Yeni tip koronavirüs salgını ile mücadele süreci, sağlık ve kamu düzeni alanındaki önlemlerin ilk neticelerini vermesinin ardından,
"yeni normal arayışları" da gündeme getirdi.
Ancak...
"Hayati ölçekteki bir sorunun" üstesinden
gelme çabası
kadar
"hayatın devamlılığının gözetilmesi" de Türkiye'nin
asli gündemi olmaya
devam edecek.
Halen
"kademeli normalleşmeden" söz edilse de biz buna,
"tedbirli normalleşme" demek
durumundayız. Yani, ihtiyatı
elden bırakmayan normalleşme
adımlarından bahsetmeliyiz.
Cumhurbaşkanı
Tayyip Erdoğan'ın da ilk günden bu
yana önemsediği husus, salgının
kontrol altına alınması, eş
zamanlı olarak hayatın ve üretimin
devamlılığının gözetilmesi
oldu.
Hazine ve Maliye Bakanı
Berat Albayrak'ın bugün gerçekleştireceği Genişletilmiş Finansal İstikrar ve Kalkınma Komitesi toplantısını, iş hayatı ile ilgili meslek kuruluşlarını bir kez daha dinleme kararını da Kovid19 kaynaklı ilk şok dalgasını atlatma ve yarının yol haritasını çizme iradesi olarak görmemiz gerek.
***
Sağlık Bakanı
Fahrettin Koca, Bilim Kurulu'nun önerilerini
de dikkate alarak, normalleşme
takviminin,
"gıda, tarım, hayvancılık ve imalat sanayinden" başlamasından
yana. Bilim Kurulu,
hizmetler sektöründeki yüksek
hareketlilik oranının, salgın
yönetimi açısından hala risk
teşkil ettiği görüşünde.
İşte bu nedenle...
Şayet alışveriş merkezleri açılacaksa müşteri sayısının sınırlanması, her müşterinin ateşinin ölçülmesi, maske kullanılması zorunlu olacak.
Veya berber ve kuaförler ancak randevu sistemi ile dükkanlarını açabilecek.
Restoran ve kafeler, mevsimin avantajını kullanarak dışarıya belli sayıda masa kurabilecek veya içerideki masa ve sandalyeleri azaltarak kısıtlı hizmet verebilecek.
Özetle...
Hayat, kontrollü akacak. Ve bu özellikli durum, geride kalan ayların kayıplarını telafi hedefinden ziyade, bu yıl için başını suyun üstünde tutma, çarkları döndürme, alacak-borç ilişkilerini sağlıklı zeminde oturtma gayreti olarak devam edecek.
Bu noktada özellikle odaklanmamız gereken alanın tarım sektörü olduğu kanaatindeyim.
Salgın günlerinde gıda maddeleri temin ve tedarikinde sorun yaşanmaması çok önemli idi.
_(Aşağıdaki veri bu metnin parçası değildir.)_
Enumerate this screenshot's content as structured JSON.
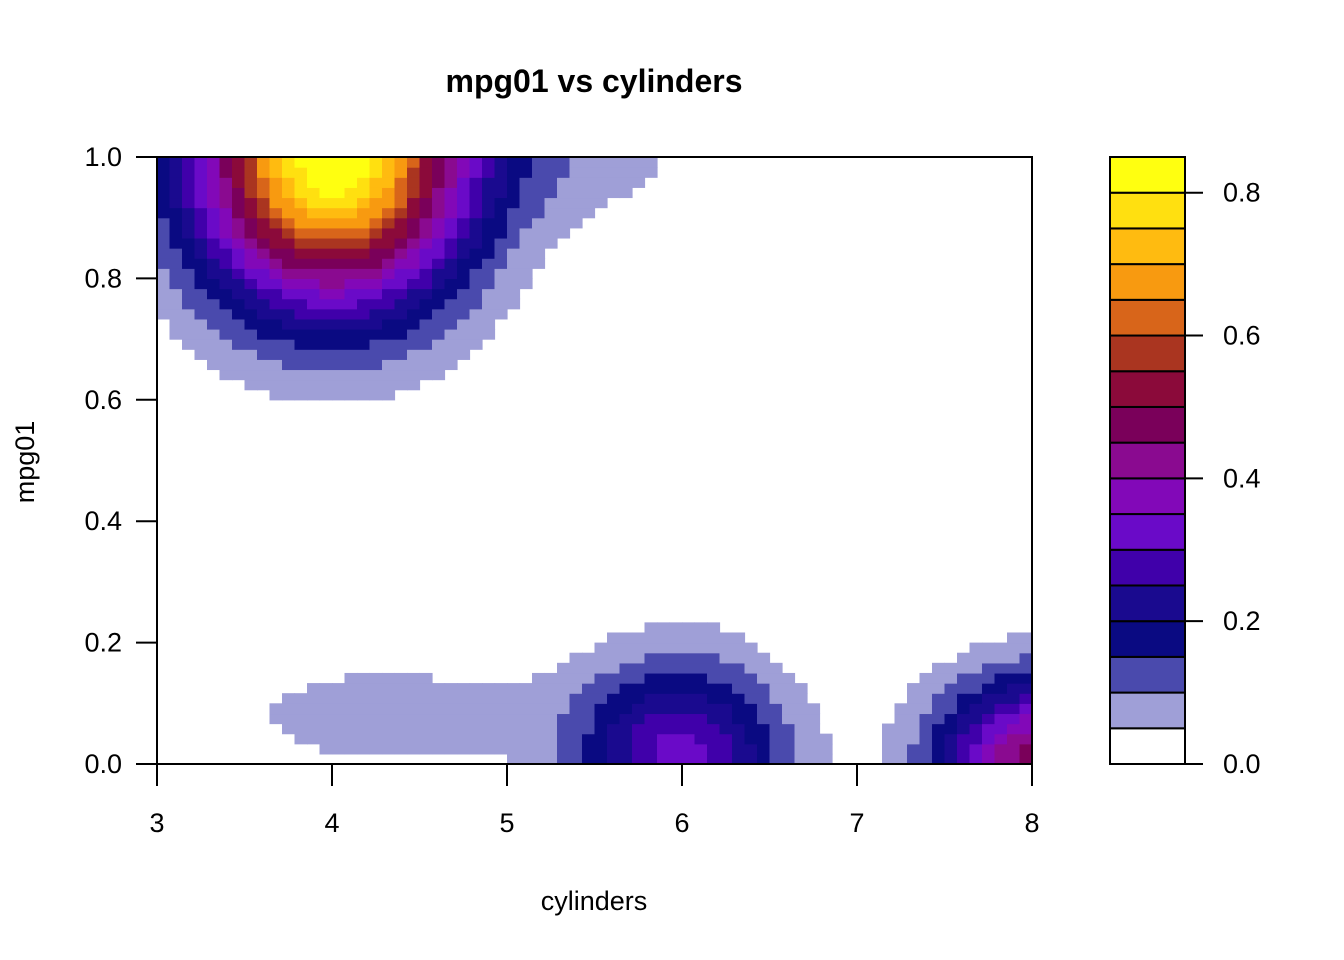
{
  "chart_data": {
    "type": "heatmap",
    "subtype": "filled-contour",
    "title": "mpg01 vs cylinders",
    "xlabel": "cylinders",
    "ylabel": "mpg01",
    "xlim": [
      3,
      8
    ],
    "ylim": [
      0,
      1
    ],
    "x_ticks": [
      "3",
      "4",
      "5",
      "6",
      "7",
      "8"
    ],
    "y_ticks": [
      "0.0",
      "0.2",
      "0.4",
      "0.6",
      "0.8",
      "1.0"
    ],
    "grid": false,
    "legend": {
      "placement": "right",
      "ticks": [
        "0.0",
        "0.2",
        "0.4",
        "0.6",
        "0.8"
      ],
      "range": [
        0,
        0.85
      ],
      "breaks": [
        0,
        0.05,
        0.1,
        0.15,
        0.2,
        0.25,
        0.3,
        0.35,
        0.4,
        0.45,
        0.5,
        0.55,
        0.6,
        0.65,
        0.7,
        0.75,
        0.8,
        0.85
      ],
      "colors": [
        "#ffffff",
        "#9f9fd7",
        "#4a4aad",
        "#0a0a82",
        "#1a0a8f",
        "#4000aa",
        "#6a0ac8",
        "#8208b8",
        "#8a0a90",
        "#7a005a",
        "#8b0a3a",
        "#aa3520",
        "#d8651a",
        "#f89a10",
        "#ffbb10",
        "#ffe010",
        "#ffff10"
      ]
    },
    "density_peaks": [
      {
        "cylinders": 4.0,
        "mpg01": 1.0,
        "value": 0.85
      },
      {
        "cylinders": 6.0,
        "mpg01": 0.0,
        "value": 0.33
      },
      {
        "cylinders": 8.0,
        "mpg01": 0.0,
        "value": 0.48
      }
    ]
  }
}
Bundan sonrasında ise ülke ihtiyacı ile uyumlu tarımsal ürün rekoltesinin teminat altına alınması ana hedeflerden biri haline gelecek.
Ki şimdiden bu yönde ciddi hazırlık ve planlamalar söz konusu.
Türkiye'nin kriz yönetim tecrübesi, kamu ve özel sektör birikimi birçok açıdan avantaja dönüştü. Acil servisi ve yoğun bakım ünitesinin yönetimini bilen sağlık personeli dünyada neredeyse yok gibi.
Veya bakliyattan süt ürünlerine, undan makarnaya kadar halkın temel gıda maddelerine yüklendiği anlarda tek bir isteğin bile karşılıksız bırakılmaması da yine organizasyonel kabiliyetin ve talep yönetiminin sonucu.
Ve nihayet...
Siyasi otoritenin, olağanüstü şartları, olabildiğince olağan sınırlarda sevk ve idare edebilme yetkinliği de işte böylesi olaylarda anlamını ve değerini artırdı.